May it never be. Do you not know that when you are when you present yourself to someone as slaves for obedience, you are slaves of the one whom you obey either of sin, resulting in death or of obedience resulting in righteousness. Listen, Jesus is the true Moses who delivered his people from the real enemy, the enemy that has been around since Genesis, Genesis, chapter three, and even to this day, sin and death. And he has called his people to follow him. To believe in him. To abide in him. And what we need to remember is we should not be like the Israelites with unbelieving hearts who desire to go back into slavery, the slavery that we were delivered from. Back into bondage. No more for Galatians five. One tells us it is for freedom’s sake. That Christ has set you free, both from the burden of the law and the power of sin. All right. Now. I want to close with one more passage. I know that I’ve been shotgunning a few passages with you, but one more passage written by the Apostle Peter, who references Psalm chapter 90 and summarizes in a beautiful way what we’ve been talking about. Reminding us exactly of who our God is and who He is to us as his people. And ultimately, that is what Psalm chapter 90 is about.

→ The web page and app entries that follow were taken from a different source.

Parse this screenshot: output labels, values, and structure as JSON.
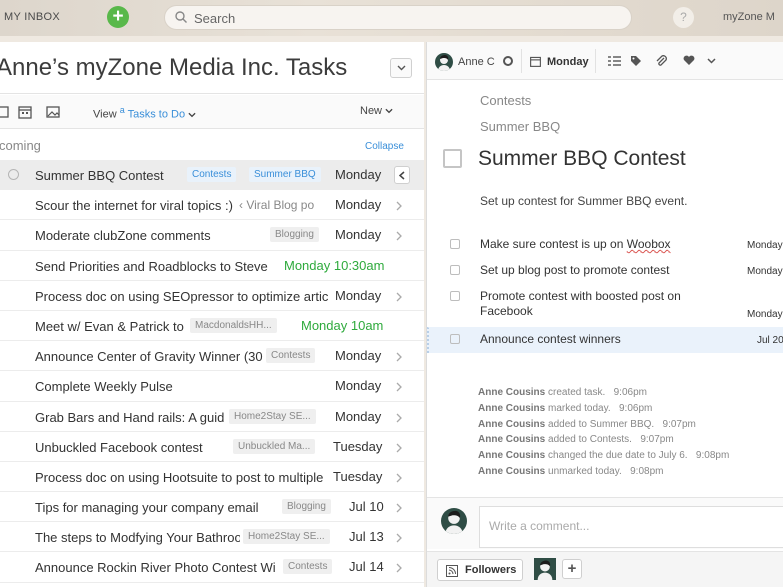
{
  "topbar": {
    "inbox_label": "MY INBOX",
    "search_placeholder": "Search",
    "help_label": "?",
    "brand_label": "myZone M"
  },
  "left": {
    "title": "Anne’s myZone Media Inc. Tasks",
    "view_label": "View",
    "view_sort": "a",
    "view_value": "Tasks to Do",
    "new_label": "New",
    "section_label": "coming",
    "collapse_label": "Collapse",
    "rows": [
      {
        "title": "Summer BBQ Contest",
        "tags": [
          "Contests",
          "Summer BBQ"
        ],
        "date": "Monday",
        "selected": true
      },
      {
        "title": "Scour the internet for viral topics :)",
        "ctx": "‹ Viral Blog po",
        "date": "Monday"
      },
      {
        "title": "Moderate clubZone comments",
        "tags": [
          "Blogging"
        ],
        "date": "Monday"
      },
      {
        "title": "Send Priorities and Roadblocks to Steve",
        "date": "Monday 10:30am",
        "date_color": "#2eaa3c"
      },
      {
        "title": "Process doc on using SEOpressor to optimize artic",
        "date": "Monday"
      },
      {
        "title": "Meet w/ Evan & Patrick to",
        "tags": [
          "MacdonaldsHH..."
        ],
        "date": "Monday 10am",
        "date_color": "#2eaa3c"
      },
      {
        "title": "Announce Center of Gravity Winner (30",
        "tags": [
          "Contests"
        ],
        "date": "Monday"
      },
      {
        "title": "Complete Weekly Pulse",
        "date": "Monday"
      },
      {
        "title": "Grab Bars and Hand rails: A guid",
        "tags": [
          "Home2Stay SE..."
        ],
        "date": "Monday"
      },
      {
        "title": "Unbuckled Facebook contest",
        "tags": [
          "Unbuckled Ma..."
        ],
        "date": "Tuesday"
      },
      {
        "title": "Process doc on using Hootsuite to post to multiple",
        "date": "Tuesday"
      },
      {
        "title": "Tips for managing your company email",
        "tags": [
          "Blogging"
        ],
        "date": "Jul 10"
      },
      {
        "title": "The steps to Modfying Your Bathroo",
        "tags": [
          "Home2Stay SE..."
        ],
        "date": "Jul 13"
      },
      {
        "title": "Announce Rockin River Photo Contest Wi",
        "tags": [
          "Contests"
        ],
        "date": "Jul 14"
      }
    ]
  },
  "right": {
    "assignee": "Anne C",
    "due": "Monday",
    "breadcrumb": [
      "Contests",
      "Summer BBQ"
    ],
    "title": "Summer BBQ Contest",
    "description": "Set up contest for Summer BBQ event.",
    "subtasks": [
      {
        "text_before": "Make sure contest is up on ",
        "text_err": "Woobox",
        "date": "Monday"
      },
      {
        "text": "Set up blog post to promote contest",
        "date": "Monday"
      },
      {
        "text": "Promote contest with boosted post on Facebook",
        "date": "Monday"
      },
      {
        "text": "Announce contest winners",
        "date": "Jul 20",
        "highlighted": true
      }
    ],
    "activity": [
      {
        "who": "Anne Cousins",
        "what": "created task.",
        "time": "9:06pm"
      },
      {
        "who": "Anne Cousins",
        "what": "marked today.",
        "time": "9:06pm"
      },
      {
        "who": "Anne Cousins",
        "what": "added to Summer BBQ.",
        "time": "9:07pm"
      },
      {
        "who": "Anne Cousins",
        "what": "added to Contests.",
        "time": "9:07pm"
      },
      {
        "who": "Anne Cousins",
        "what": "changed the due date to July 6.",
        "time": "9:08pm"
      },
      {
        "who": "Anne Cousins",
        "what": "unmarked today.",
        "time": "9:08pm"
      }
    ],
    "comment_placeholder": "Write a comment...",
    "followers_label": "Followers",
    "add_follower_label": "+"
  },
  "colors": {
    "accent": "#3a8fd9",
    "green": "#2eaa3c",
    "plus": "#59b84a"
  }
}
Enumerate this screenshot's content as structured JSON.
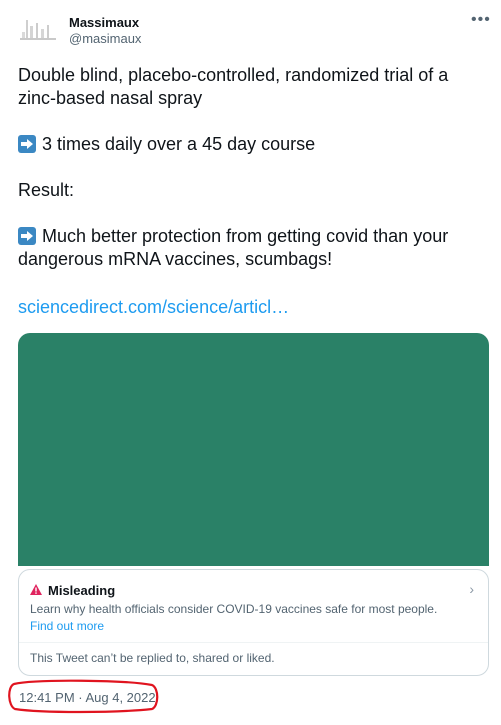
{
  "author": {
    "name": "Massimaux",
    "handle": "@masimaux",
    "avatar_icon": "avatar-image"
  },
  "more_icon": "more-options-icon",
  "tweet": {
    "line1": "Double blind, placebo-controlled, randomized trial of a zinc-based nasal spray",
    "line2": "3 times daily over a 45 day course",
    "line3": "Result:",
    "line4": "Much better protection from getting covid than your dangerous mRNA vaccines, scumbags!",
    "link": "sciencedirect.com/science/articl…",
    "arrow_icon": "right-arrow-emoji-icon",
    "arrow_color": "#3b88c3"
  },
  "media": {
    "color": "#2a8167"
  },
  "notice": {
    "icon": "warning-triangle-icon",
    "icon_color": "#e0245e",
    "title": "Misleading",
    "description": "Learn why health officials consider COVID-19 vaccines safe for most people.",
    "link": "Find out more",
    "restriction": "This Tweet can’t be replied to, shared or liked."
  },
  "timestamp": "12:41 PM · Aug 4, 2022",
  "annotation": {
    "color": "#e0141f"
  }
}
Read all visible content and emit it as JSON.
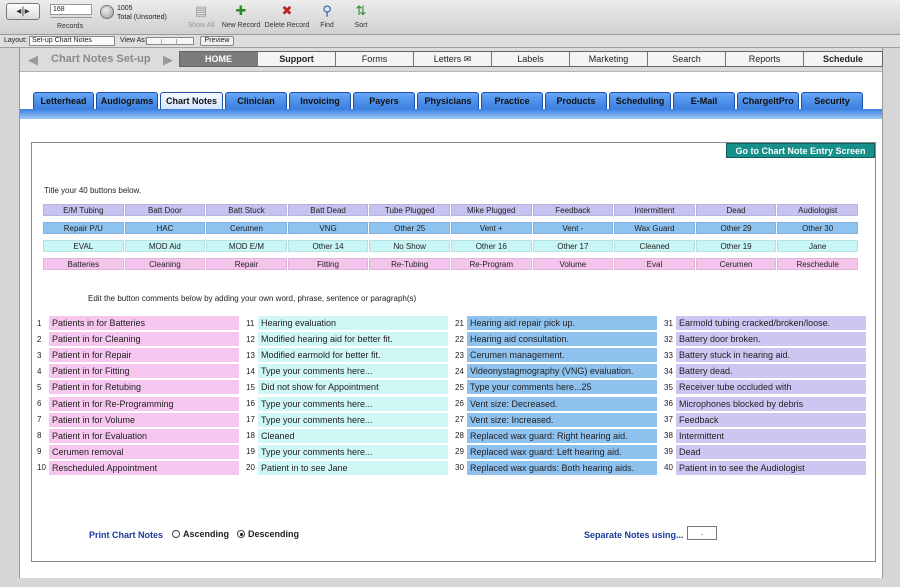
{
  "toolbar": {
    "record_number": "168",
    "records_label": "Records",
    "total_count": "1005",
    "total_label": "Total (Unsorted)",
    "buttons": [
      {
        "label": "Show All",
        "icon": "show-all-icon"
      },
      {
        "label": "New Record",
        "icon": "new-record-icon"
      },
      {
        "label": "Delete Record",
        "icon": "delete-record-icon"
      },
      {
        "label": "Find",
        "icon": "find-icon"
      },
      {
        "label": "Sort",
        "icon": "sort-icon"
      }
    ]
  },
  "layoutbar": {
    "layout_label": "Layout:",
    "layout_value": "Set-up Chart Notes",
    "view_as_label": "View As:",
    "preview_label": "Preview"
  },
  "header": {
    "title": "Chart Notes Set-up",
    "nav": [
      "HOME",
      "Support",
      "Forms",
      "Letters",
      "Labels",
      "Marketing",
      "Search",
      "Reports",
      "Schedule"
    ]
  },
  "tabs": [
    "Letterhead",
    "Audiograms",
    "Chart Notes",
    "Clinician",
    "Invoicing",
    "Payers",
    "Physicians",
    "Practice",
    "Products",
    "Scheduling",
    "E-Mail",
    "ChargeItPro",
    "Security"
  ],
  "active_tab": "Chart Notes",
  "goto_label": "Go to Chart Note Entry Screen",
  "title_instruction": "Title your 40 buttons below.",
  "button_rows": [
    [
      "E/M Tubing",
      "Batt Door",
      "Batt Stuck",
      "Batt Dead",
      "Tube Plugged",
      "Mike Plugged",
      "Feedback",
      "Intermittent",
      "Dead",
      "Audiologist"
    ],
    [
      "Repair P/U",
      "HAC",
      "Cerumen",
      "VNG",
      "Other 25",
      "Vent +",
      "Vent -",
      "Wax Guard",
      "Other 29",
      "Other 30"
    ],
    [
      "EVAL",
      "MOD Aid",
      "MOD E/M",
      "Other 14",
      "No Show",
      "Other 16",
      "Other 17",
      "Cleaned",
      "Other 19",
      "Jane"
    ],
    [
      "Batteries",
      "Cleaning",
      "Repair",
      "Fitting",
      "Re-Tubing",
      "Re-Program",
      "Volume",
      "Eval",
      "Cerumen",
      "Reschedule"
    ]
  ],
  "edit_instruction": "Edit the button comments below by adding your own word, phrase, sentence or paragraph(s)",
  "comment_columns": [
    [
      {
        "num": "1",
        "text": "Patients in for Batteries"
      },
      {
        "num": "2",
        "text": "Patient in for Cleaning"
      },
      {
        "num": "3",
        "text": "Patient in for Repair"
      },
      {
        "num": "4",
        "text": "Patient in for Fitting"
      },
      {
        "num": "5",
        "text": "Patient in for Retubing"
      },
      {
        "num": "6",
        "text": "Patient in for Re-Programming"
      },
      {
        "num": "7",
        "text": "Patient in for Volume"
      },
      {
        "num": "8",
        "text": "Patient in for Evaluation"
      },
      {
        "num": "9",
        "text": "Cerumen removal"
      },
      {
        "num": "10",
        "text": "Rescheduled Appointment"
      }
    ],
    [
      {
        "num": "11",
        "text": "Hearing evaluation"
      },
      {
        "num": "12",
        "text": "Modified hearing aid for better fit."
      },
      {
        "num": "13",
        "text": "Modified earmold for better fit."
      },
      {
        "num": "14",
        "text": "Type your comments here..."
      },
      {
        "num": "15",
        "text": "Did not show for Appointment"
      },
      {
        "num": "16",
        "text": "Type your comments here..."
      },
      {
        "num": "17",
        "text": "Type your comments here..."
      },
      {
        "num": "18",
        "text": "Cleaned"
      },
      {
        "num": "19",
        "text": "Type your comments here..."
      },
      {
        "num": "20",
        "text": "Patient in to see Jane"
      }
    ],
    [
      {
        "num": "21",
        "text": "Hearing aid repair pick up."
      },
      {
        "num": "22",
        "text": "Hearing aid consultation."
      },
      {
        "num": "23",
        "text": "Cerumen management."
      },
      {
        "num": "24",
        "text": "Videonystagmography (VNG) evaluation."
      },
      {
        "num": "25",
        "text": "Type your comments here...25"
      },
      {
        "num": "26",
        "text": "Vent size: Decreased."
      },
      {
        "num": "27",
        "text": "Vent size: Increased."
      },
      {
        "num": "28",
        "text": "Replaced wax guard: Right hearing aid."
      },
      {
        "num": "29",
        "text": "Replaced wax guard: Left hearing aid."
      },
      {
        "num": "30",
        "text": "Replaced wax guards: Both hearing aids."
      }
    ],
    [
      {
        "num": "31",
        "text": "Earmold tubing cracked/broken/loose."
      },
      {
        "num": "32",
        "text": "Battery door broken."
      },
      {
        "num": "33",
        "text": "Battery stuck in hearing aid."
      },
      {
        "num": "34",
        "text": "Battery dead."
      },
      {
        "num": "35",
        "text": "Receiver tube occluded with"
      },
      {
        "num": "36",
        "text": "Microphones blocked by debris"
      },
      {
        "num": "37",
        "text": "Feedback"
      },
      {
        "num": "38",
        "text": "Intermittent"
      },
      {
        "num": "39",
        "text": "Dead"
      },
      {
        "num": "40",
        "text": "Patient in to see the Audiologist"
      }
    ]
  ],
  "print": {
    "label": "Print Chart  Notes",
    "ascending": "Ascending",
    "descending": "Descending",
    "selected": "Descending"
  },
  "separate": {
    "label": "Separate Notes using...",
    "value": "."
  }
}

About who God is and who we are as his people. In first Peter, 17 through 25, says this. Thank you. Since you call on a father who judges each person’s work impartially, live out your time as foreigners here in reverent fear. For you know that it was not with perishable things such as silver or gold, that you were redeemed from the empty way of life handed down from you, from your ancestors, but with the precious blood of Christ, with the precious blood of Christ, a lamb without blemish or defect. He was chosen before the creation of the world, but was revealed in these last times. For your sake. Through him, you believe in God who raised him from the dead and glorified him. And so your faith and hope are in God. Now that you have purified yourselves by obeying the truth so that you have sincere love for each other, love one another deeply from the heart, for you have been born again, not of perishable seed like grass, but imperishable through the living, enduring word of God for all people. I’m sorry for all people. Uh, for all people are like grass. Verse 24, for all people are like grass and all their glory is like the flowers of the field. The grass withers and the flowers fall. But the word of the Lord endures forever. And this is the word that was preached to you. Amen.